Au cœur du Pacifique Sud-Ouest, la Nouvelle-Calédonie abrite l’un des plus vastes ensembles lagonaires au monde. Cet écosystème corallien est toutefois soumis à des pressions croissantes : réchauffement de l’océan, multiplication des canicules marines, blanchissement des coraux et augmentation des substrats morts. Ces transformations peuvent favoriser la colonisation par les macroalgues, qui offrent à leur tour un habitat propice à certaines microalgues benthiques potentiellement toxiques.

Un enjeu à la croisée de la santé et des écosystèmes

Parmi ces microalgues, le genre Gambierdiscus est connu pour produire des ciguatoxines, à l’origine de la ciguatera. Cette intoxication alimentaire, liée à la consommation de poissons contaminés, constitue l’une des principales intoxications non infectieuses d’origine marine dans les régions tropicales.

Dans un contexte de changement climatique, les dynamiques de Gambierdiscus pourraient évoluer : modification de leur répartition, de leur abondance, de leur diversité génétique et de leur capacité à produire des toxines. Ces changements représentent un risque potentiel pour la santé humaine, les écosystèmes récifaux et les communautés qui dépendent des ressources du lagon.

Comprendre l’effet des variations de température

L’étude vise à déterminer comment les variations thermiques, qu’elles soient brutales ou progressives, influencent la diversité génétique, la diversité des composés chimiques et la production de toxines de Gambierdiscus en Nouvelle-Calédonie.

Lors de la présentation au symposium, la chercheuse s’est notamment concentrée sur les données recueillies à Lifou.
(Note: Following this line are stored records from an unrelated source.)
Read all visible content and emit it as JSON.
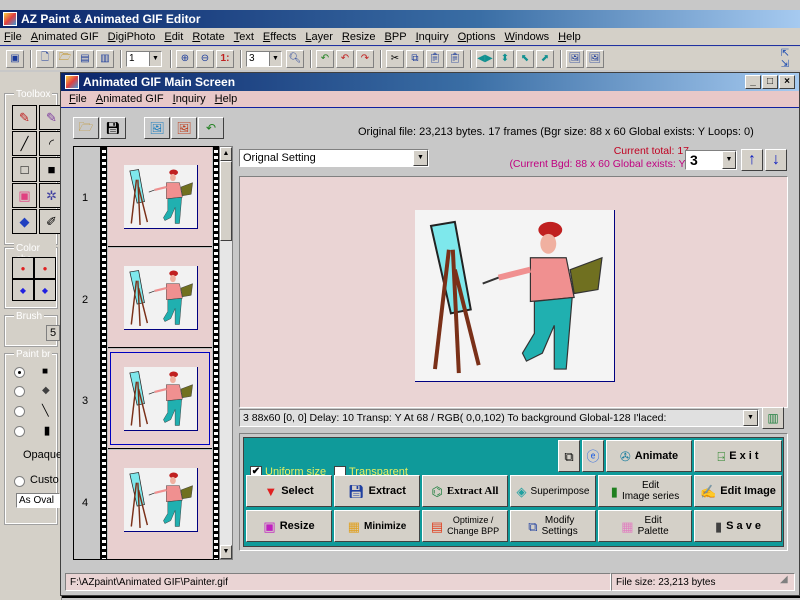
{
  "app": {
    "title": "AZ Paint & Animated GIF Editor",
    "menu": [
      "File",
      "Animated GIF",
      "DigiPhoto",
      "Edit",
      "Rotate",
      "Text",
      "Effects",
      "Layer",
      "Resize",
      "BPP",
      "Inquiry",
      "Options",
      "Windows",
      "Help"
    ],
    "toolbar": {
      "zoom_combo_1": "1",
      "zoom_combo_2": "3",
      "icons": [
        "screen-capture-icon",
        "new-icon",
        "open-icon",
        "film-new-icon",
        "film-open-icon",
        "zoom-in-icon",
        "zoom-out-icon",
        "actual-size-icon",
        "magnify-icon",
        "undo-all-icon",
        "undo-icon",
        "redo-icon",
        "cut-icon",
        "copy-icon",
        "paste-icon",
        "paste-new-icon",
        "flip-horizontal-icon",
        "flip-vertical-icon",
        "rotate-left-icon",
        "rotate-right-icon",
        "image-icon",
        "photo-icon"
      ]
    }
  },
  "toolbox": {
    "title": "Toolbox",
    "color_label": "Color cha",
    "brush_label": "Brush",
    "brush_size": "5",
    "paint_label": "Paint br",
    "opaque_label": "Opaque",
    "custom_label": "Custo",
    "shape_value": "As Oval"
  },
  "child": {
    "title": "Animated GIF Main Screen",
    "menu": [
      "File",
      "Animated GIF",
      "Inquiry",
      "Help"
    ],
    "info_line": "Original  file:  23,213 bytes.  17 frames  (Bgr size:  88 x 60   Global exists:  Y    Loops: 0)",
    "setting_value": "Orignal Setting",
    "current_total": "Current total:  17",
    "current_bgd": "(Current Bgd: 88 x 60   Global exists:  Y)",
    "frame_selected": "3",
    "frames": [
      {
        "num": "1"
      },
      {
        "num": "2"
      },
      {
        "num": "3"
      },
      {
        "num": "4"
      }
    ],
    "frame_detail": "3   88x60  [0, 0]    Delay: 10    Transp: Y  At 68 / RGB( 0,0,102)    To background    Global-128    I'laced:",
    "options": {
      "uniform_size": {
        "label": "Uniform size",
        "checked": true
      },
      "transparent": {
        "label": "Transparent",
        "checked": false
      }
    },
    "buttons": {
      "animate": "Animate",
      "exit": "E x i t",
      "select": "Select",
      "extract": "Extract",
      "extract_all": "Extract All",
      "superimpose": "Superimpose",
      "edit_series_1": "Edit",
      "edit_series_2": "Image series",
      "edit_image": "Edit Image",
      "resize": "Resize",
      "minimize": "Minimize",
      "optimize_1": "Optimize /",
      "optimize_2": "Change BPP",
      "modify_1": "Modify",
      "modify_2": "Settings",
      "palette_1": "Edit",
      "palette_2": "Palette",
      "save": "S a v e"
    },
    "status": {
      "path": "F:\\AZpaint\\Animated GIF\\Painter.gif",
      "file_size": "File size:   23,213  bytes"
    }
  },
  "colors": {
    "title_bar": "#0a246a",
    "panel_teal": "#0f9a9a",
    "pink_bg": "#ead4d4",
    "info_red": "#c00020",
    "info_magenta": "#c00080",
    "option_yellow": "#e8f060"
  }
}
Ce focus a permis d’illustrer les variations observées localement et l’intérêt d’un suivi régulier à l’échelle des îles et des différents environnements lagonaires.

Des prélèvements de terrain aux analyses de pointe

Des échantillonnages mensuels sont réalisés sur plusieurs sites du lagon à l’aide de deux dispositifs complémentaires :

Substrats artificiels

Des morceaux de toile de type window screen sont immergés afin de collecter les dinoflagellés benthiques présents dans le milieu.

Échantillonneurs SPATT

Les dispositifs Solid Phase Adsorption Toxin Tracking permettent de capter les toxines dissoutes présentes dans l’eau.
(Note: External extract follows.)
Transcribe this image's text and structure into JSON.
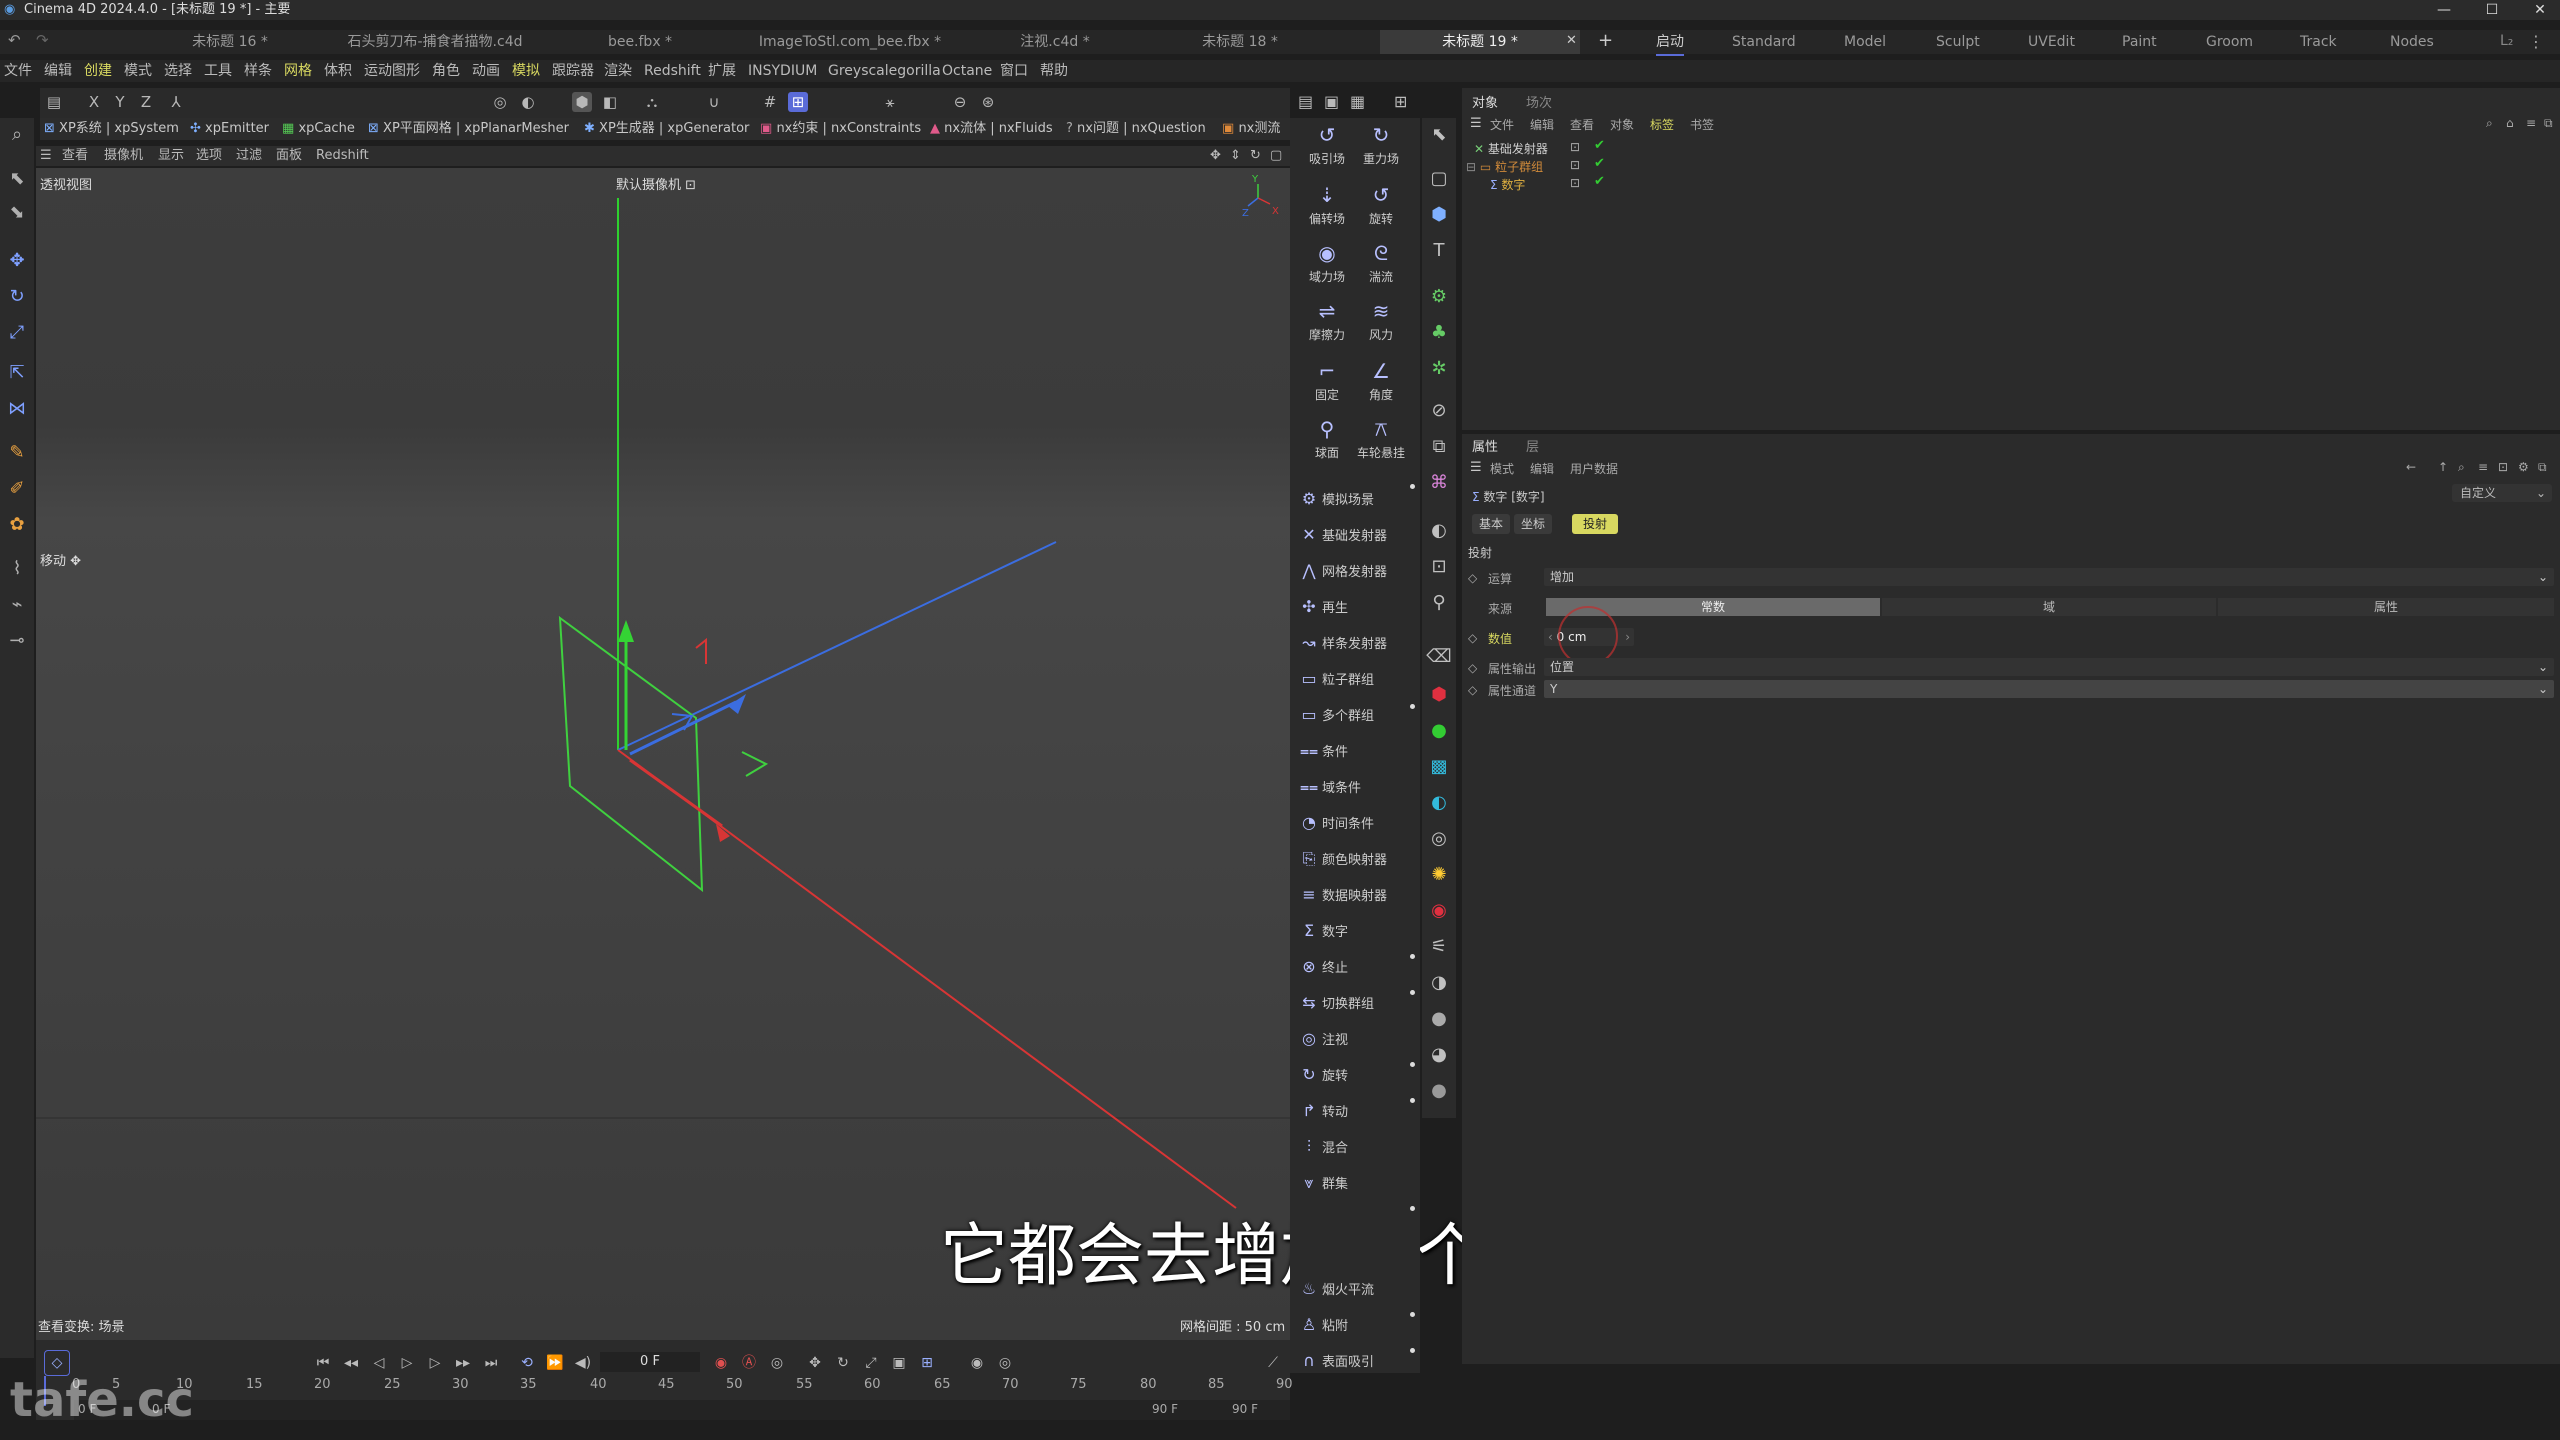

Les échantillons sont ensuite étudiés grâce à des analyses moléculaires — qPCR et ADN environnemental — afin de caractériser la diversité génétique et les dynamiques des populations.

Des analyses chimiques à haute performance, notamment par LC-HRMS/MS, servent à identifier et quantifier les toxines ainsi qu’à rechercher de potentiels biomarqueurs.

Des résultats attendus pour mieux anticiper le risque

  • Mieux comprendre les dynamiques saisonnières de la ciguatera dans le lagon et leur évolution lors des canicules marines.
  • Constituer une collection de référence de cultures de microalgues benthiques de Nouvelle-Calédonie.
  • Identifier les facteurs associés à la production de toxines et de nouveaux biomarqueurs potentiels.
  • Explorer la possibilité de mieux repérer, voire d’anticiper, les zones récifales présentant un risque accru.

Une approche résolument pluridisciplinaire

En associant écologie, biologie moléculaire et chimie analytique, ce travail s’inscrit pleinement dans la thématique du symposium consacrée aux cyanobactéries et microalgues nuisibles sur les récifs coralliens, à leurs facteurs de développement, à leurs dynamiques et à leurs impacts écologiques.

À retenir

En documentant les liens entre température, présence de Gambierdiscus et production de ciguatoxines, MaHeWa contribue à renforcer les connaissances nécessaires à la surveillance des canicules marines, à l’évaluation du risque ciguatérique et à l’adaptation des territoires insulaires du Pacifique.